México sigue lamentando la muerte de Pedro Infante después de 62 años

Luis Manuel Arce Isaac

México, 15 abr (Prensa Latina) Como cada abril desde hace 62 años, el Panteón Jardín de Ciudad México se convulsiona donde está el sepulcro de Pedro Infante, eterno ídolo nacional, muerto un día como hoy en un accidente aéreo en Mérida.

Tenía solo 40 años y, como su compatriota y admirado Jorge Negrete que yace muy cerca de su tumba, murió también «en plena gloria y en plena juventud». De carpintero de banco y aprendiz de todo, siempre sin un centavo y comido por la pobreza, a los 22 años de edad empezó a recorrer la fama gracias a su voz y su carisma.

Era dueño absoluto del don de la empatía, corolario sine qua non de su contagiosa alegría, conseguida gracias a un carácter desenfadado y una mirada infantil hacia la realidad de la vida a pesar de tomarla muy en serio.

Por eso se le escuchaba repetir que «en los quince años que llevo de artista, este ha sido el primer cuidado: no dejar de ser como siempre fui. Nada se me ha subido a la cabeza y esto produce sus efectos. En cualquier parte la gente no me admira, pero me quiere».

La gente amaba su porte, disfrutaba su gracia y rendía culto a sus registros vocales de barítono lírico ligero, de cantante insuperable afinado, de gran técnica sin escuela debido a sus facultades vocales naturales que le permitieron ser el amo del falsete sin perder ni un segundo el color ni el timbre de su voz única e inimitable.

Fue, y es, un ídolo de masas por su estilo, su carácter, su vida y su obra y, por todo eso, y mucho más, aquel 15 de abril de 1957 fue más trágico y lastimoso, y tan gris y triste para millones de mexicanos que, como describieron las crónicas de entonces, todo el mundo lloraba, se desmayaba, la melancolía los exprimía y la angustia era infinita, como cuando muere un hijo o un entrañable amante, o un fidelísimo amigo.

Las flores tapizaron el camino hacia la tumba y la loza cayó sobre el féretro en silencio porque las notas de «Amorcito corazón», entonadas por miles de gargantas, se sobrepusieron a cualquier ruido indeseado.

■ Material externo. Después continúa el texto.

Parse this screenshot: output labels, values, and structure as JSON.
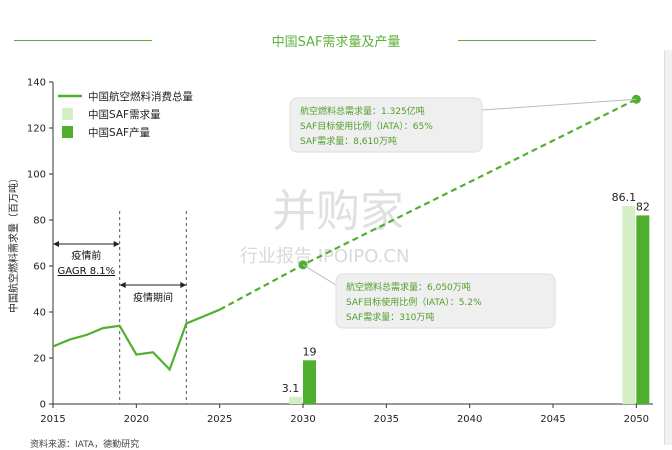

Para la posteridad quedaron su voz y su gracia, su talento y sus virtudes en más de 350 canciones y 60 películas, logradas en un cortísimo plazo, desde su primera grabación de Guajirita, en 1937, en su natal Sinaloa, y su primera aparición en el cine como extra en 1939 en el filme En un burro tres baturros, hasta sus más notables éxitos incluido el considerado su último film, Escuela de rateros, de 1957.    Fue, y sigue siendo célebre su afirmación en una entrevista de prensa en 1952 en la que devela su profesión de fé:

«Yo no soy mexicano por haber nacido en esta tierra, cosa que pudiera ser un simple accidente. Soy mexicano por convicción, porque amo todo lo nuestro, porque me gustan las costumbres, el folklore, el paisaje, la tradición y el cielo de México.

Para mi ningún otro país reúne mayor belleza que el mío. Y no crea que obedezco a un sentimiento patriotero y ridículo, sino a una inclinación natural de admiración hacia esta sin par Tenochtitlán, tan llena de cosas incomprendidas pero tan hermosas a la vista de quien sabe escudriñar y sentir».

Para los cubanos, un hombre que haya dicho algo tan hermoso y profundo sobre la tierra que le vio nacer y dio vida, es un orgullo que también haya dicho lo siguiente: «En ninguna parte puede haber más generosidad, más entusiasmo que en Cuba. Di que estoy dispuesto a ir siempre que me llamen y que si soy mexicano por los cuatro costados, me siento cubano de corazón».

A los 62 años de su muerte, México sigue triste. Cuba también.